Transverse Myelitis
A focused approach to exam, imaging, differential, and acute management—an ideal companion topic to Guillain-Barré syndrome.
Overview
Transverse myelitis (TM) is an acute or subacute inflammatory injury of the spinal cord, producing motor, sensory, and autonomic dysfunction below the lesion. Patients typically develop back pain followed by bilateral limb symptoms over hours to days. TM may be idiopathic or secondary to conditions such as multiple sclerosis (MS), neuromyelitis optica spectrum disorder (NMOSD, AQP4-IgG), myelin-oligodendrocyte glycoprotein–associated disease (MOGAD), infection, or systemic autoimmunity.
Core features
- Back pain followed by rapidly evolving **bilateral** weakness and numbness below a **sensory level**.
- Autonomic involvement: urinary retention, bowel dysfunction, sexual dysfunction.
- Hyperreflexia and Babinski signs (upper motor neuron); early areflexia may appear at the level of the lesion.
Subtypes / related entities
Longitudinally extensive TM (LETM)
T2 lesion spanning ≥3 vertebral segments—consider NMOSD (AQP4-IgG), MOGAD, systemic autoimmune disease, or post-infectious causes.
Short-segment TM
1–2 segments—more typical of MS; look for brain MRI lesions disseminated in space/time.
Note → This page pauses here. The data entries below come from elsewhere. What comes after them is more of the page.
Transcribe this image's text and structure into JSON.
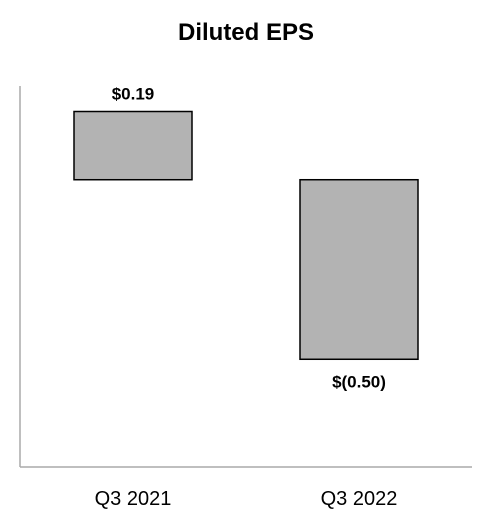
{
  "chart_data": {
    "type": "bar",
    "title": "Diluted EPS",
    "categories": [
      "Q3 2021",
      "Q3 2022"
    ],
    "values": [
      0.19,
      -0.5
    ],
    "data_labels": [
      "$0.19",
      "$(0.50)"
    ],
    "xlabel": "",
    "ylabel": "",
    "ylim": [
      -0.8,
      0.3
    ],
    "grid": false,
    "legend": "none",
    "colors": {
      "bar_fill": "#b3b3b3",
      "bar_stroke": "#000000",
      "axis": "#aaaaaa"
    }
  }
}
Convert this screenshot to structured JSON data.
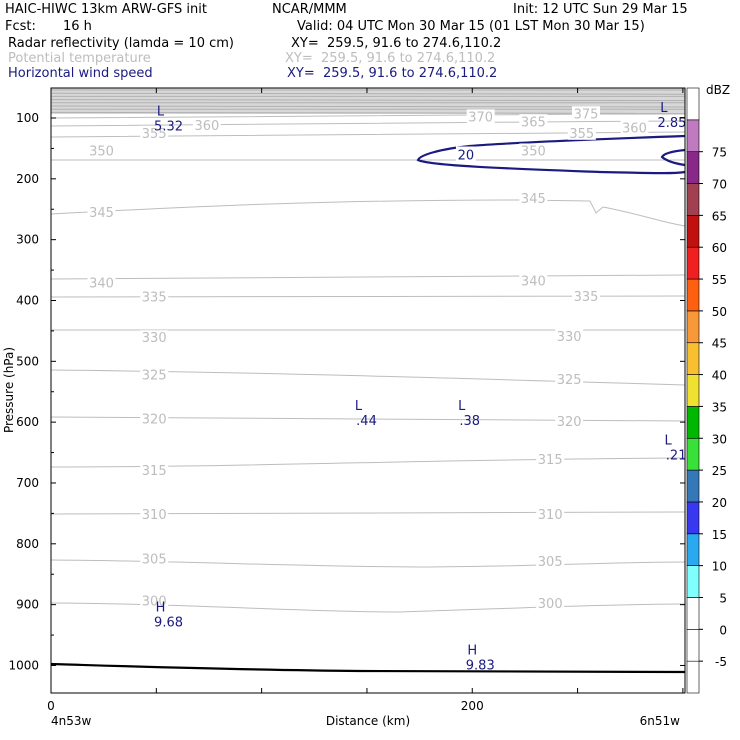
{
  "header": {
    "model": "HAIC-HIWC 13km ARW-GFS init",
    "org": "NCAR/MMM",
    "init": "Init: 12 UTC Sun 29 Mar 15",
    "fcst_label": "Fcst:",
    "fcst_value": "16 h",
    "valid": "Valid: 04 UTC Mon 30 Mar 15 (01 LST Mon 30 Mar 15)",
    "fields": [
      {
        "name": "Radar reflectivity (lamda = 10 cm)",
        "xy": "XY=  259.5, 91.6 to 274.6,110.2",
        "color": "#000000"
      },
      {
        "name": "Potential temperature",
        "xy": "XY=  259.5, 91.6 to 274.6,110.2",
        "color": "#bdbdbd"
      },
      {
        "name": "Horizontal wind speed",
        "xy": "XY=  259.5, 91.6 to 274.6,110.2",
        "color": "#1a1a80"
      }
    ]
  },
  "chart_data": {
    "type": "cross-section",
    "ylabel": "Pressure (hPa)",
    "xlabel": "Distance (km)",
    "x_start_label": "4n53w",
    "x_end_label": "6n51w",
    "xlim": [
      0,
      301
    ],
    "ylim": [
      1050,
      60
    ],
    "x_ticks": [
      0,
      200
    ],
    "y_ticks": [
      100,
      200,
      300,
      400,
      500,
      600,
      700,
      800,
      900,
      1000
    ],
    "theta_contour_labels": [
      {
        "label": "375",
        "x": 254,
        "p": 94
      },
      {
        "label": "370",
        "x": 204,
        "p": 99
      },
      {
        "label": "365",
        "x": 229,
        "p": 107
      },
      {
        "label": "360",
        "x": 74,
        "p": 113
      },
      {
        "label": "360",
        "x": 277,
        "p": 117
      },
      {
        "label": "355",
        "x": 49,
        "p": 126
      },
      {
        "label": "355",
        "x": 252,
        "p": 126
      },
      {
        "label": "350",
        "x": 24,
        "p": 155
      },
      {
        "label": "350",
        "x": 229,
        "p": 155
      },
      {
        "label": "345",
        "x": 24,
        "p": 256
      },
      {
        "label": "345",
        "x": 229,
        "p": 233
      },
      {
        "label": "340",
        "x": 24,
        "p": 372
      },
      {
        "label": "340",
        "x": 229,
        "p": 369
      },
      {
        "label": "335",
        "x": 49,
        "p": 395
      },
      {
        "label": "335",
        "x": 254,
        "p": 394
      },
      {
        "label": "330",
        "x": 49,
        "p": 462
      },
      {
        "label": "330",
        "x": 246,
        "p": 460
      },
      {
        "label": "325",
        "x": 49,
        "p": 523
      },
      {
        "label": "325",
        "x": 246,
        "p": 531
      },
      {
        "label": "320",
        "x": 49,
        "p": 596
      },
      {
        "label": "320",
        "x": 246,
        "p": 600
      },
      {
        "label": "315",
        "x": 49,
        "p": 680
      },
      {
        "label": "315",
        "x": 237,
        "p": 662
      },
      {
        "label": "310",
        "x": 49,
        "p": 753
      },
      {
        "label": "310",
        "x": 237,
        "p": 753
      },
      {
        "label": "305",
        "x": 49,
        "p": 826
      },
      {
        "label": "305",
        "x": 237,
        "p": 830
      },
      {
        "label": "300",
        "x": 49,
        "p": 895
      },
      {
        "label": "300",
        "x": 237,
        "p": 899
      }
    ],
    "wind_contour_labels": [
      {
        "label": "20",
        "x": 197,
        "p": 160
      }
    ],
    "extrema": [
      {
        "letter": "L",
        "value": "5.32",
        "x": 52,
        "p": 96
      },
      {
        "letter": "L",
        "value": "2.85",
        "x": 291,
        "p": 90
      },
      {
        "letter": "L",
        "value": ".44",
        "x": 146,
        "p": 580
      },
      {
        "letter": "L",
        "value": ".38",
        "x": 195,
        "p": 580
      },
      {
        "letter": "L",
        "value": ".21",
        "x": 293,
        "p": 637
      },
      {
        "letter": "H",
        "value": "9.68",
        "x": 52,
        "p": 911
      },
      {
        "letter": "H",
        "value": "9.83",
        "x": 200,
        "p": 982
      }
    ],
    "colorbar": {
      "unit": "dBZ",
      "labels": [
        "-5",
        "0",
        "5",
        "10",
        "15",
        "20",
        "25",
        "30",
        "35",
        "40",
        "45",
        "50",
        "55",
        "60",
        "65",
        "70",
        "75"
      ],
      "colors": [
        "#ffffff",
        "#ffffff",
        "#ffffff",
        "#80ffff",
        "#2aa8f0",
        "#3838f0",
        "#3478b8",
        "#38e038",
        "#00b800",
        "#f0e030",
        "#f8c030",
        "#f89838",
        "#ff6010",
        "#f02020",
        "#c01010",
        "#a04050",
        "#882888",
        "#c07ac0",
        "#ffffff"
      ]
    }
  }
}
Key differences at a glance
| Feature | Suggests | Why it matters |
|---|---|---|
| Sensory level & UMN signs | TM / spinal cord process | Helps distinguish from peripheral causes like GBS (areflexia, no level). |
| LETM (≥3 vertebral segments) | NMOSD/MOGAD, systemic autoimmunity | Guides serologic testing and long-term immunotherapy. |
| Fever, focal spine tenderness | Epidural abscess, osteomyelitis | Urgent surgical/antimicrobial management. |
Work-up snapshot
- Neurologic exam: define sensory level, pyramidal signs, and sphincter function.
- MRI spine with and without gadolinium: T2 hyperintensity; enhancement variable. Exclude compressive lesions first.
- MRI brain: assess for MS or ADEM features.
- CSF: pleocytosis and elevated protein common; oligoclonal bands suggest MS.
- Serology: AQP4-IgG (NMOSD), MOG-IgG, autoimmune panel; targeted infectious testing as indicated (e.g., syphilis, HIV, Lyme).
Treatment snapshot
- High-dose IV methylprednisolone (e.g., 1 g/day for 3–5 days) as first-line for inflammatory TM.
- Plasma exchange for severe deficits or steroid-refractory cases; consider IVIG in select contexts.
- Treat underlying cause (infectious, autoimmune), initiate bladder/bowel regimen, DVT prophylaxis, and early rehab.
References
- Wingerchuk DM et al. International consensus diagnostic criteria for NMOSD. Neurology. 2015.
- Jarius S, Paul F. MOG-IgG–associated disorders: diagnostic and treatment update. J Neuroinflammation. 2019.
- Transverse Myelitis Consortium Working Group. Proposed diagnostic criteria and evaluation. Neurology. 2002.
Educational discussion. Not a substitute for clinical judgment. Consider local protocols and individual factors.